We are all lucky within the International Moving industry. Constantly travelling, meeting new people, interacting with our overseas partners and of course seeing new and exciting cultures. To not take advantage of this and learn from these experiences would be a shame.
In 2018, I travelled to the United Kingdom for the BAR conference. On this conference, I asked around about how other companies perceived the quality of the exports from Australia. All the companies agreed the quality was good, however, they hated handling the white traditional bubble type export wrap. The reason for this was the cost to then dispose of these materials being non-recyclable I agreed that this was an issue and something needed to be done but, how do you change something that has been utilised for more than ﬁfty years in an already mature market
I was fortunate enough to meet with Andrew Simpson of Simpsons Packaging during the conference. I was amazed with some of the techniques they use to speed up the process of export wrapping such as utilising prefabricated covers for lounges, armchairs, mattresses, dining chairs and other items.
To do this however I had to both make a large ﬁnancial commitment (a 40ft container of materials isn’t cheap) but I backed myself, placed the order and set about changing the way materials were perceived by my removal teams in Australia.

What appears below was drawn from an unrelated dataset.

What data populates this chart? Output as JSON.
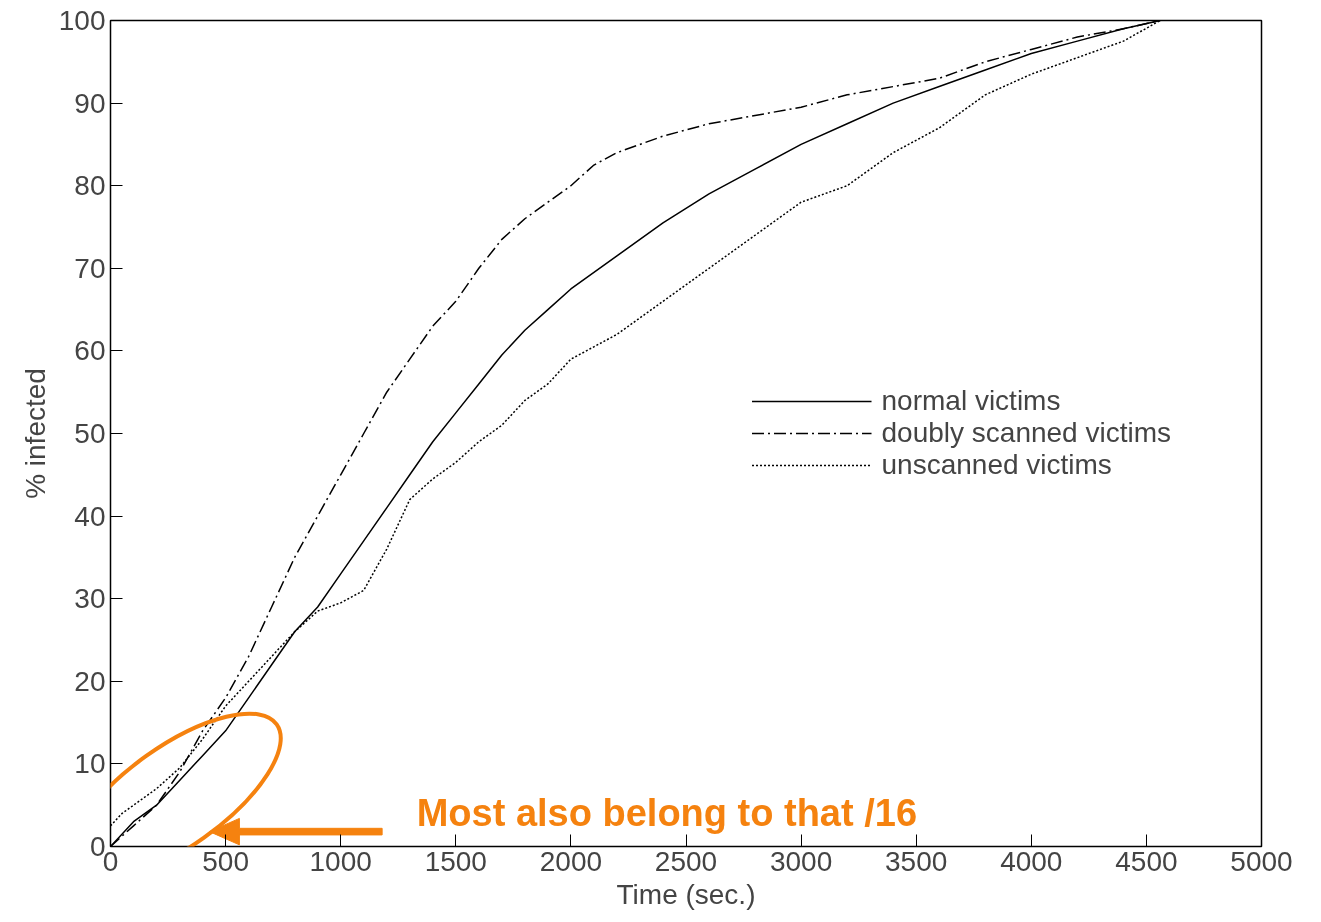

It wasn’t easy, but I found that by providing my teams with no other alternative, they had no choice but to adapt and several weeks later after they got used to the new materials and wrapping methods, the plastic bubble wrap was a thing of the past.
Furthermore, we found our private and corporate clients alike appreciated our environmentally conscious solutions as Palmers Relocations became the ﬁrst Australian moving company to utilise 100% environmentally friendly materials. We are proud of this achievement as we continue to pioneer change within the Australian Market.
Our story is proof that there is both operational and ﬁnancial beneﬁts to becoming eco-friendly whilst leaving the world a better place for generations to come.